The same is true of those who make negative, collective evaluations of gay people. Using the law (the club) to violate their property rights will not correct their mistaken ideas and may well serve to reinforce their hatred. Indeed, at least some of the antigay sentiments expressed in Dade County were probably reactions only to being told "to hire gays or else."
PRIVATE PERSUASION
Education is volitional by nature; legislation could not be any more the opposite. Although many reformers harbor the sentiment that education can be achieved through legislation, in fact it is a form of education like a subpoena is a species of party invitation.
There neither exists, nor is there a need for, legislation in Los Angeles to prevent private employers from discriminating against gays. The fact that the majority of Angelenos are knowledgeable about the subject of homosexuality, due to the visibility of the gay community, has gone a long way toward creating a more relaxed and fair-minded atmosphere. Besides, if a person were fired from his or her job for being gay, an effective boycott could easily be organized to encourage people voluntarily to withdraw their economic support from the offending business. This in itself would be a real education, accomplished without the violation of anyone's rights.

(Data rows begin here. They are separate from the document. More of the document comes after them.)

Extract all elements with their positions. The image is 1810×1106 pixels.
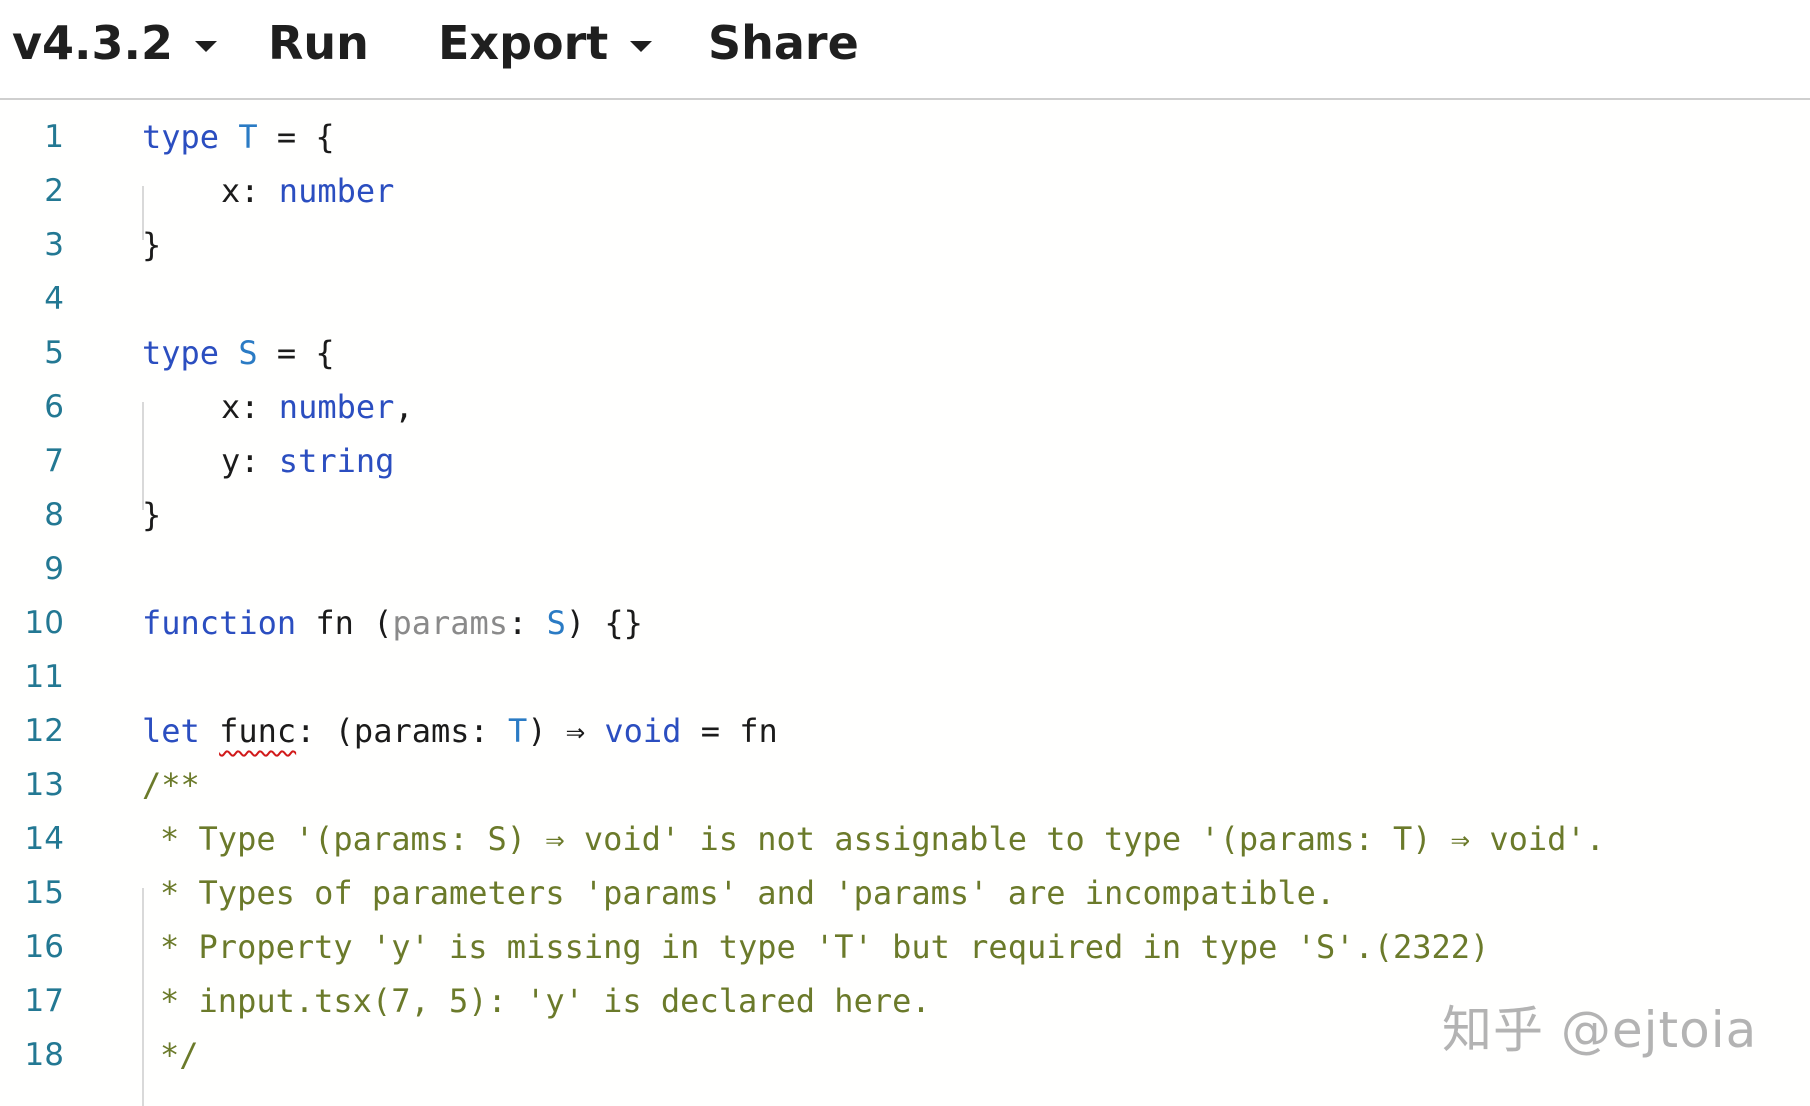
line-number: 12 [24, 713, 64, 749]
line-number: 9 [44, 551, 64, 587]
code-text: } [142, 226, 161, 264]
code-token: y: [221, 442, 279, 480]
code-token: = fn [681, 712, 778, 750]
code-token: void [604, 712, 682, 750]
line-number: 6 [44, 389, 64, 425]
code-text: x: number, [221, 388, 414, 426]
code-line[interactable]: 6 x: number, [0, 380, 1810, 434]
code-token: type [142, 118, 220, 156]
code-text: type T = { [142, 118, 335, 156]
code-line[interactable]: 1 type T = { [0, 110, 1810, 164]
code-text: type S = { [142, 334, 335, 372]
line-number: 15 [24, 875, 64, 911]
code-line[interactable]: 5 type S = { [0, 326, 1810, 380]
code-text: /** [142, 766, 200, 804]
code-token: } [142, 496, 162, 534]
code-token: T [238, 118, 258, 156]
run-button[interactable]: Run [268, 16, 369, 70]
line-number: 4 [44, 281, 64, 317]
line-number: 1 [44, 119, 64, 155]
code-text: let func: (params: T) ⇒ void = fn [142, 712, 778, 750]
code-line[interactable]: 10 function fn (params: S) {} [0, 596, 1810, 650]
code-token: , [394, 388, 414, 426]
code-line[interactable]: 13 /** [0, 758, 1810, 812]
code-line[interactable]: 4 [0, 272, 1810, 326]
version-dropdown[interactable]: v4.3.2 [12, 16, 217, 70]
code-text: x: number [221, 172, 394, 210]
line-number: 2 [44, 173, 64, 209]
line-number: 7 [44, 443, 64, 479]
code-line[interactable]: 15 * Types of parameters 'params' and 'pa… [0, 866, 1810, 920]
code-text: */ [160, 1036, 199, 1074]
code-line[interactable]: 14 * Type '(params: S) ⇒ void' is not ass… [0, 812, 1810, 866]
chevron-down-icon [630, 40, 653, 52]
line-number: 17 [24, 983, 64, 1019]
version-label: v4.3.2 [12, 16, 173, 70]
code-token: x: [221, 172, 279, 210]
code-text: function fn (params: S) {} [142, 604, 643, 642]
error-token: func [219, 712, 297, 750]
line-number: 5 [44, 335, 64, 371]
toolbar: v4.3.2 Run Export Share [0, 0, 1810, 100]
code-text: * Types of parameters 'params' and 'para… [160, 874, 1335, 912]
code-text: * Property 'y' is missing in type 'T' bu… [160, 928, 1489, 966]
line-number: 3 [44, 227, 64, 263]
line-number: 18 [24, 1037, 64, 1073]
export-dropdown[interactable]: Export [438, 16, 653, 70]
run-label: Run [268, 16, 369, 70]
export-label: Export [438, 16, 609, 70]
code-token: x: [221, 388, 279, 426]
watermark: 知乎 @ejtoia [1442, 1001, 1758, 1059]
code-token: params [392, 604, 509, 642]
code-token: let [142, 712, 200, 750]
code-line[interactable]: 8} [0, 488, 1810, 542]
code-token: } [142, 226, 162, 264]
code-text: y: string [221, 442, 394, 480]
code-text: * Type '(params: S) ⇒ void' is not assig… [160, 820, 1605, 858]
code-token: number [278, 388, 395, 426]
code-token: T [508, 712, 528, 750]
code-token: = { [257, 334, 335, 372]
code-token: * Type '(params: S) ⇒ void' is not assig… [160, 820, 1605, 858]
code-text: * input.tsx(7, 5): 'y' is declared here. [160, 982, 931, 1020]
line-number: 10 [24, 605, 64, 641]
code-token: type [142, 334, 220, 372]
code-token: S [238, 334, 258, 372]
chevron-down-icon [194, 40, 217, 52]
line-number: 14 [24, 821, 64, 857]
code-text: } [142, 496, 161, 534]
share-label: Share [708, 16, 859, 70]
line-number: 13 [24, 767, 64, 803]
code-token: number [278, 172, 395, 210]
code-token: * Types of parameters 'params' and 'para… [160, 874, 1336, 912]
code-token: * Property 'y' is missing in type 'T' bu… [160, 928, 1490, 966]
line-number: 11 [24, 659, 64, 695]
code-token: function [142, 604, 297, 642]
code-line[interactable]: 9 [0, 542, 1810, 596]
code-line[interactable]: 16 * Property 'y' is missing in type 'T' … [0, 920, 1810, 974]
code-line[interactable]: 3} [0, 218, 1810, 272]
code-token: fn ( [296, 604, 393, 642]
code-token: S [546, 604, 566, 642]
code-line[interactable]: 12 let func: (params: T) ⇒ void = fn [0, 704, 1810, 758]
code-token: ) ⇒ [527, 712, 605, 750]
code-token: /** [142, 766, 200, 804]
code-token: * input.tsx(7, 5): 'y' is declared here. [160, 982, 931, 1020]
code-token: string [278, 442, 395, 480]
code-line[interactable]: 2 x: number [0, 164, 1810, 218]
code-token: : [508, 604, 547, 642]
code-editor[interactable]: 1 type T = { 2 x: number 3} 4 5 type S = { 6 x: n… [0, 102, 1810, 1106]
code-token: ) {} [565, 604, 643, 642]
code-line[interactable]: 11 [0, 650, 1810, 704]
share-button[interactable]: Share [708, 16, 859, 70]
line-number: 8 [44, 497, 64, 533]
code-token: : (params: [296, 712, 509, 750]
code-token: = { [257, 118, 335, 156]
code-line[interactable]: 7 y: string [0, 434, 1810, 488]
code-token: */ [160, 1036, 199, 1074]
line-number: 16 [24, 929, 64, 965]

The Dade County experience was unfortunate. Because the issue became so polarized, when the time came to vote on the repeal of the ordinance it seemed tantamount to voting against homosexuality. Indeed, for thinking gay people in Dade County who could vote, there existed a real test of principles. Should a person vote in favor of the ordinance and thus in effect say, gays are people too? or vote against the ordinance, defending the right of property owners yet at the same time implying that Anita Bryant was correct in the things she said about gays?
To do the latter would allow Miss Bryant to define the issue. Whereas she may have been correct in the position she took with regard to the law, she couldn't be more wrong in the "reasoning" process that got her there. The fact is that Miss Bryant hit upon a libertarian stand by accident, not by principle.
The plight in Dade County bespeaks a blurry understanding of what rights are. The solution is for articulate, knowledgeable people to clarify the issue. Ayn Rand's insights in "The Cashing-In: The Student Rebellion" could just as well have been written in response to the predicament in Florida: "The battle consists, not of opposing, but of exposing; not of denouncing, but of disproving; not of evading, but of boldly proclaiming a full, consistent and radical alternative."
Formerly executive director of the Gay Community Services Center in Los Angeles, Mr. Sirico is California chairperson of Libertarians for Gay Rights.